L'economia è internazionale e soffoca da molto tempo nei quadri nazionali che, da parte loro, si mantengono. Ma gli accordi e le regole internazionali non guardano alla razionalità produttiva e alla sua spartizione a livello mondiale. Essi non fanno che conscrare la fine delle "aree protette" delle potenze imperialiste di secondo ordine - di cui alcune barriere protettive sono sopravvissute alla fine della dominazione coloniale- e la fine del relativo isolamento dei paesi dell'ex blocco sovietico rispetto al mercato mondiale - facendo sì che ne approfittino i più forti imperialisti soprattutto gli USA.

Questi organismi consacrano con gli accordi i rapporti di forza esistenti. Essi sono incapaci, contrariamente a ciò che essi pretendono, di proteggere i paesi vittime di un mercato così organizzato, paesi che sono spinti nell'abisso.

Anche se mantiene la forma che le è propria da 20 anni e riesce ad evitare una crisi brutale come quella del '29 -il chè certamente non è sicuro nel futuro-, la crisi presente dell'economia capitalista rappresenta già un considerevole arretramento per la società.
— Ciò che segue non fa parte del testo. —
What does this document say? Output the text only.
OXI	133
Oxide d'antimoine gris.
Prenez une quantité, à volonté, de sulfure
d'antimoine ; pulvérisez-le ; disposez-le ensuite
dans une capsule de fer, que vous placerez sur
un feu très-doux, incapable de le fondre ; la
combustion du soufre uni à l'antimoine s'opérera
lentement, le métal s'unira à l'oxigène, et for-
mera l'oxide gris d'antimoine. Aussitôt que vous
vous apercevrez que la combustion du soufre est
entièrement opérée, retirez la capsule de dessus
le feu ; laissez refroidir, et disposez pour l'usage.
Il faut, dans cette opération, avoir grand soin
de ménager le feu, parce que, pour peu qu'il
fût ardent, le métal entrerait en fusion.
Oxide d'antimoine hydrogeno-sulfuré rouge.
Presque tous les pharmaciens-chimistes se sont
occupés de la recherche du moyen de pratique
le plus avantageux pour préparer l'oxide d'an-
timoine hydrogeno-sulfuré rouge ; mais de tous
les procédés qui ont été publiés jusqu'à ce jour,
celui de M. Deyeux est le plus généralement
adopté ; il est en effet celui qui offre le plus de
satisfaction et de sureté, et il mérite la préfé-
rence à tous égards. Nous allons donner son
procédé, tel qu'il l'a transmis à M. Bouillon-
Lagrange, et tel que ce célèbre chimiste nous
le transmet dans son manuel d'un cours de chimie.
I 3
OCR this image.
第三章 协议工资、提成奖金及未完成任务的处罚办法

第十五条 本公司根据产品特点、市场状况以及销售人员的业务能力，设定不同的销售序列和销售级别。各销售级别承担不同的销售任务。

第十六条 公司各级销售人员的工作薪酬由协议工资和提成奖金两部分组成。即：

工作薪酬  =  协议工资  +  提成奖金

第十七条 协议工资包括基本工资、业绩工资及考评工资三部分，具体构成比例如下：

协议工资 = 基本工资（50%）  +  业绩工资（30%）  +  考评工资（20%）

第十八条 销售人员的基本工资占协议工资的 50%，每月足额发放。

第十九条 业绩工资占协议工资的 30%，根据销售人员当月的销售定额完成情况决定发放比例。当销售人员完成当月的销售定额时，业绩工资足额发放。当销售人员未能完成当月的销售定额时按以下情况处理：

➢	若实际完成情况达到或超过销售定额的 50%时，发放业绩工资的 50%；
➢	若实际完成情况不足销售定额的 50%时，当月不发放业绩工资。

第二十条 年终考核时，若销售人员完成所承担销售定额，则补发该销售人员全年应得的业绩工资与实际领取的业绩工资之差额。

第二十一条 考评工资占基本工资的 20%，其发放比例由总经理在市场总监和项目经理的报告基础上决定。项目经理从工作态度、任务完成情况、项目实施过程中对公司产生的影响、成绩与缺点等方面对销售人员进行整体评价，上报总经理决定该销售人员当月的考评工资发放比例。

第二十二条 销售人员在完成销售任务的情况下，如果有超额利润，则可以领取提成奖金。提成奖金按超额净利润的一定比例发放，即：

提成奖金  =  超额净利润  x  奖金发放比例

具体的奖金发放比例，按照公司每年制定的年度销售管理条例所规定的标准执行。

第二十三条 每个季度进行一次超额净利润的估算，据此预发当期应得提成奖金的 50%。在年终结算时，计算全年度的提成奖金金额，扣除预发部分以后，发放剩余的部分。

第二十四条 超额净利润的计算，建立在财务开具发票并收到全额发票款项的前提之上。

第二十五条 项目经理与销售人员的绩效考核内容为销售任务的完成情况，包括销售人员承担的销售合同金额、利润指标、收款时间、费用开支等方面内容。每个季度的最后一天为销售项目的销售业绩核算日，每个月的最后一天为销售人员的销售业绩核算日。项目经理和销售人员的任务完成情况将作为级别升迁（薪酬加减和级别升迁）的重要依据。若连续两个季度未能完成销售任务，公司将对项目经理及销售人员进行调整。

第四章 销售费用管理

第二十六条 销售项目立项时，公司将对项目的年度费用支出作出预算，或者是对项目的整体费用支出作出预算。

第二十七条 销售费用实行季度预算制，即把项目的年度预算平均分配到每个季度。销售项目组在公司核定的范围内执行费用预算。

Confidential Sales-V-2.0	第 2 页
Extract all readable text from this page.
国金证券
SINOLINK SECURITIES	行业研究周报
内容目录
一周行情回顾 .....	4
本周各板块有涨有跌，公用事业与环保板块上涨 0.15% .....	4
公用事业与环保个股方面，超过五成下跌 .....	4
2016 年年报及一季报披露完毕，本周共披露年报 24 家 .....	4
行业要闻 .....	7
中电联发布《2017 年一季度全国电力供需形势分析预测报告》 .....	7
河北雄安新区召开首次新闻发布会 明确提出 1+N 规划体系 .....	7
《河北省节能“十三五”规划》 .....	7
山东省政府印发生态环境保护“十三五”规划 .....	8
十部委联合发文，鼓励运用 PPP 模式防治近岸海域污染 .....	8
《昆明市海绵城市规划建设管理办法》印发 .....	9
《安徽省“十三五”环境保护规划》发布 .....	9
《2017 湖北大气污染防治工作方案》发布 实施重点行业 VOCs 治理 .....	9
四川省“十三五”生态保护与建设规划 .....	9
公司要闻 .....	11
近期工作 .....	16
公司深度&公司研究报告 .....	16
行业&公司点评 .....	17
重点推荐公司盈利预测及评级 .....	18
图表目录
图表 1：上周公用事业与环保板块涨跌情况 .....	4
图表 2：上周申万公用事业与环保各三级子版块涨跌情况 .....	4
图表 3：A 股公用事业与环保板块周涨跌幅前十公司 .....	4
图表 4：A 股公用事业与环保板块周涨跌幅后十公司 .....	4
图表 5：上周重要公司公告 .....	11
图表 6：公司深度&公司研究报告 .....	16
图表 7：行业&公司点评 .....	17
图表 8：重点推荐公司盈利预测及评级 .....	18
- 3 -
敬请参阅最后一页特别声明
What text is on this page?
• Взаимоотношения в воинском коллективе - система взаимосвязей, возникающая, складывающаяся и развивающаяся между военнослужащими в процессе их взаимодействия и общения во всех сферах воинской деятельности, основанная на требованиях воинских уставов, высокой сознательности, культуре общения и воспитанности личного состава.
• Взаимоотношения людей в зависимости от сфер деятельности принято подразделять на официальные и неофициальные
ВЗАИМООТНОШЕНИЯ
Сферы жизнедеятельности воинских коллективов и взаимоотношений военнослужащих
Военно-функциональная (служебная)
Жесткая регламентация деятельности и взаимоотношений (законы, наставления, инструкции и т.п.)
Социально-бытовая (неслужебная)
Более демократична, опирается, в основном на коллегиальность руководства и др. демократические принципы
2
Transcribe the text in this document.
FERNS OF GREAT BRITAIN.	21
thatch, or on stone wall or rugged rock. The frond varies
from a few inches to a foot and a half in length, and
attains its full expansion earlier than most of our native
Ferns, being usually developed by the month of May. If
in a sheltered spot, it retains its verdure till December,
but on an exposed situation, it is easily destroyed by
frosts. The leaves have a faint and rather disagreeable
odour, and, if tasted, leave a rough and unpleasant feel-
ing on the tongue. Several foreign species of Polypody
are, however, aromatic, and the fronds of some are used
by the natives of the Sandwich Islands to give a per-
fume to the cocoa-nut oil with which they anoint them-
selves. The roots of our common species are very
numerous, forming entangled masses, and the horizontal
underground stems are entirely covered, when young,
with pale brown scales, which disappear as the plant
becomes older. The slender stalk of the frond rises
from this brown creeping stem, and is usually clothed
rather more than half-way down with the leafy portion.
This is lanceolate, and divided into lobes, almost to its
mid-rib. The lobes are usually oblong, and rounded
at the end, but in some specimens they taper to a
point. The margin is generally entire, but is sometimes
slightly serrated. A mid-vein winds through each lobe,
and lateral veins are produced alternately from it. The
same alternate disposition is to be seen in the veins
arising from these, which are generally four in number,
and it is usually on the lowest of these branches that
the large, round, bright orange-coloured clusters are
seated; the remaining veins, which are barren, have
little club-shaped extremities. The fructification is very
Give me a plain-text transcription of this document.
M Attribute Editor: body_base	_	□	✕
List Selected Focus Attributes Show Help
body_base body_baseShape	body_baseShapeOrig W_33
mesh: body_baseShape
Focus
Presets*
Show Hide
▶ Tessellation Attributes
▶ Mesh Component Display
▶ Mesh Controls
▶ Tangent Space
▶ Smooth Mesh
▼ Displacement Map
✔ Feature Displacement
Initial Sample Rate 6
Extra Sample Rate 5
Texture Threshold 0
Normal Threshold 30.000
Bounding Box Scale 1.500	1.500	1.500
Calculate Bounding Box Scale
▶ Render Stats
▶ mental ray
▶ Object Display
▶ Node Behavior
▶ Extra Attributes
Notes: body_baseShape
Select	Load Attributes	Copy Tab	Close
Arretramento consistente anche nei paesi più ricchi d'Europa, USA o Giappone dove le condizioni di vita di molte decine di millioni di persone sono già riportate al livello delle condizioni dei paesi poveri. Arretramento nei paesi dell'Europa dell'Est - dove i lavoratori sono stati liberati da regimi dittatoriali, ma per essere spogliati dalle protezioni sociali e spinti verso la disoccupazione. Arretramento che si verifica anche nei paesi poveri in cui la povertà era pure tanto bassa che era difficile immaginare un ulteriore degrado.

Anche nei suoi periodi di espansione, il capitalismo non fa che sviluppare l'economia in modo irrazionale, inadatto ai bisogni reali, aggravando le ineguaglianze tra la borghesia e le classi lavoratrici, come tra i paesi imperialisti e i paesi poveri. Ma da molti anni il capitalismo non sviluppa più l'economia, neanche in questo modo, esso la sta rovinando.

Se l'economia di mercato non è un fallimento, allora cosa siginifica la parola fallimento?. La sua sostituzione con un altro sistema economico e sociale, basato sulla soppressione della proprietà privata dei mezzi di produzione e l'organizzazione della produzione e della sua ripartizione in funzione dei bisogni e non dei profitti, la pianificazione a livello locale, regionale, internazionale sotto il controllo della società, costituisce a tutt'oggi il compito più importante della nostra epoca. Il nostro programma fondamentale non ha cambiato da quando Marx l'ha formulato o da quando il proletariato russo ha tentato di realizzarlo concretamente. La sfasatura è diventata solo più grande, più importante tra le immense possibilità dell'umanità di "dare a ciascuno secondo i suoi bisogni" a livello mondiale e il formidabile disordine con il quale il capitalismo dilapida questa possibilità e la rivolge contro la società.